As it appears in the cookbook:
1/2 c (about 2 oz) green (hulled) pumpkin seeds or pine nuts
1/4 c extra-virgin olive oil
1/4 c water
1 1/2 T fresh lemon juice
1 small garlic clove, minced
1/2 tsp ground cumin
1/2 tsp salt
2 T finely chopped cilantro
3/4 lb haricots verts or slender green beans
2 small tomatoes (1/2 lb total), halved lengthwise, seeded, and cut lengthwise into 1/4-inch wide strips.
Toast pumpkin seeds in a dry small heavy skillet over moderately low heat, stirring frequently, until puffed but not browned, about 6 mins. (If using pine nuts, toast until pale golden, about 7 mins.) Transfer to a plate to cool.
Reserve 1 T seeds. Purée remaining seeds in a blender with oil, water, lemon juice, garlic, cumin, salt, and 1 T cilantro until smooth.
Cook beans in a 4-quart saucepan of boiling well-salted water, uncovered, until just tender, 4 to 6 minutes. Drain, then plunge into a bowl of ice and cold water to stop the cooking. Drain beans again and pat dry.
Arrange beans on a platter and drizzle with two thirds of pumpkin seed dressing. Top with tomatoes and remaning dressing and sprinkle with remaining 1 T cilantro and reserved pumpkin seeds.
My experience making the salad for the first time:
Toasting the pumpkin seeds is as easy as toasting pine nuts in a cast-iron skillet. You have to keep an eye on it and keep the seeds moving around the pan so that they don’t burn. The recipe predicted they would puff up, but that did not happen when I did it.

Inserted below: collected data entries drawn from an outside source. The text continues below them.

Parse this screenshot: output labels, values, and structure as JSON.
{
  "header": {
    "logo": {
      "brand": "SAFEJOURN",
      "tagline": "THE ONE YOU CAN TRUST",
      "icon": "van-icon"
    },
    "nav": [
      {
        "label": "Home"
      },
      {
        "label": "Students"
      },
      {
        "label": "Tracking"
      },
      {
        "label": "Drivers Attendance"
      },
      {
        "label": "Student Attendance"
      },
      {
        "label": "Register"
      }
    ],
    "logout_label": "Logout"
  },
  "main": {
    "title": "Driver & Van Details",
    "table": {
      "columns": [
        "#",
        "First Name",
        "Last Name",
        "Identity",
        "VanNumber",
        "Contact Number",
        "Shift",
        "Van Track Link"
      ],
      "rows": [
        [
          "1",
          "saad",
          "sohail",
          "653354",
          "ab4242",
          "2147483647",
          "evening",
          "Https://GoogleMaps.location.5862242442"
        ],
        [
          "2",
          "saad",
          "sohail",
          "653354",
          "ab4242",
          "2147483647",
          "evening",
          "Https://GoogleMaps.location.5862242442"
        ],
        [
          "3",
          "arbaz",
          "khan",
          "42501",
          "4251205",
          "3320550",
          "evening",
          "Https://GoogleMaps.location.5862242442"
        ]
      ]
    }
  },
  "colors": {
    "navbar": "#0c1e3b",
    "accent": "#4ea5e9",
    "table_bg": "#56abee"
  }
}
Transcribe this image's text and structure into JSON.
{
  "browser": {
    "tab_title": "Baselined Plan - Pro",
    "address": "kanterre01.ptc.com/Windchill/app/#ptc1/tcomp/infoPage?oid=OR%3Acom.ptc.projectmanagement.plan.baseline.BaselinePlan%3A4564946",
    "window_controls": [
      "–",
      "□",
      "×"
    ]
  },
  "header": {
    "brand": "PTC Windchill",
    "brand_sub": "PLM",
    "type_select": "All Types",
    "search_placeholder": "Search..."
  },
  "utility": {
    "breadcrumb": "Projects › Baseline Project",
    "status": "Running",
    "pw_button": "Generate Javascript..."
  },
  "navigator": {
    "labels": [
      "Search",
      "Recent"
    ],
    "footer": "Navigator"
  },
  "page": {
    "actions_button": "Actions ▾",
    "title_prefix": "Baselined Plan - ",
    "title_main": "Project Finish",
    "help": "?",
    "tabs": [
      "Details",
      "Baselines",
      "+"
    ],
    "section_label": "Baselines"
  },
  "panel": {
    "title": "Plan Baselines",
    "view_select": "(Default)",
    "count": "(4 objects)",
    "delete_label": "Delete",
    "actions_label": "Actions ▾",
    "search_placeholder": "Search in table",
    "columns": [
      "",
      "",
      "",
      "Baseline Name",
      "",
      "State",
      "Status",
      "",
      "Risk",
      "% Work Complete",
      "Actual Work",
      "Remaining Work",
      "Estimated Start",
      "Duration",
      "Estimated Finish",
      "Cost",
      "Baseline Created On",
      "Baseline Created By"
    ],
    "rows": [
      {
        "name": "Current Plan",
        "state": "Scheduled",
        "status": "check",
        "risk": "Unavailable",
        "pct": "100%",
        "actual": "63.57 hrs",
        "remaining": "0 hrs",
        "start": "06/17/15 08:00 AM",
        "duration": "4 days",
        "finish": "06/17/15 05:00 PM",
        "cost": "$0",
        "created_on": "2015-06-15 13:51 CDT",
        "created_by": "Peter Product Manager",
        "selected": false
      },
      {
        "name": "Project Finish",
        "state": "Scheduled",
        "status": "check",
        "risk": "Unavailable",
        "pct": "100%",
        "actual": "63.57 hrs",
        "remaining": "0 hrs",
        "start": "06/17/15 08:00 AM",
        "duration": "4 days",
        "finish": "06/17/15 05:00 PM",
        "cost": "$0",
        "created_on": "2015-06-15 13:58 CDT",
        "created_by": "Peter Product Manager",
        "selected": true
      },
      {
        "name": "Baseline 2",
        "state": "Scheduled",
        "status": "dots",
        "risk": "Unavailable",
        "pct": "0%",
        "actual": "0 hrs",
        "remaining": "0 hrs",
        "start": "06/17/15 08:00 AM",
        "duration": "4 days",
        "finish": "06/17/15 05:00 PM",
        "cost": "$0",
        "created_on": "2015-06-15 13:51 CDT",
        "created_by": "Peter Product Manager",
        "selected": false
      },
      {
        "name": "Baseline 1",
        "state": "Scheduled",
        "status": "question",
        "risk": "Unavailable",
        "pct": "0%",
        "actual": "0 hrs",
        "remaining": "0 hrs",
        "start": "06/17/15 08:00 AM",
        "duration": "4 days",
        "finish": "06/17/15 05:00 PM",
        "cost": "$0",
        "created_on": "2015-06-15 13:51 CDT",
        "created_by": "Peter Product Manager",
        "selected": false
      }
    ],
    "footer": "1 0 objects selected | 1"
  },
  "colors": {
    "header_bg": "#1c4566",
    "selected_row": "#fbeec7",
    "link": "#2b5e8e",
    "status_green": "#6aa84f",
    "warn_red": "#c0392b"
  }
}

I settled for lightly browned, in spite of the warning in the recipe. Sherry also warned that blackened pumpkin seeds are bitter. So, I was careful. Once I had transferred the seeds to a plate, I waited until they were much cooled, but not quite room temperature. I think it’s true that hot toasted seeds get pasty when put into a grinder. Then again, I’m not sure it matters in this case, since the dressing is supposed to be thick and pasty.
Since my blender is missing a part, I used a food processor instead. The difference between using a blender and a food processor is texture. Blenders make sauces and soups smooth in texture. Food processors chop. For this salad, I prefer a chunky paste made up of bits of seed and cilantro leaves to a smooth, creamy paste that a blender would produce.
When blanching the beans, it is essential not to overcook them. Vigilence and tasting is required. I think I overcooked the beans this time.
I did not put the tomatoes in this time, but I will not fail to the next time I make this recipe.
I have no doubt that I will make this recipe often. It’s another winner in an outstanding cookbook.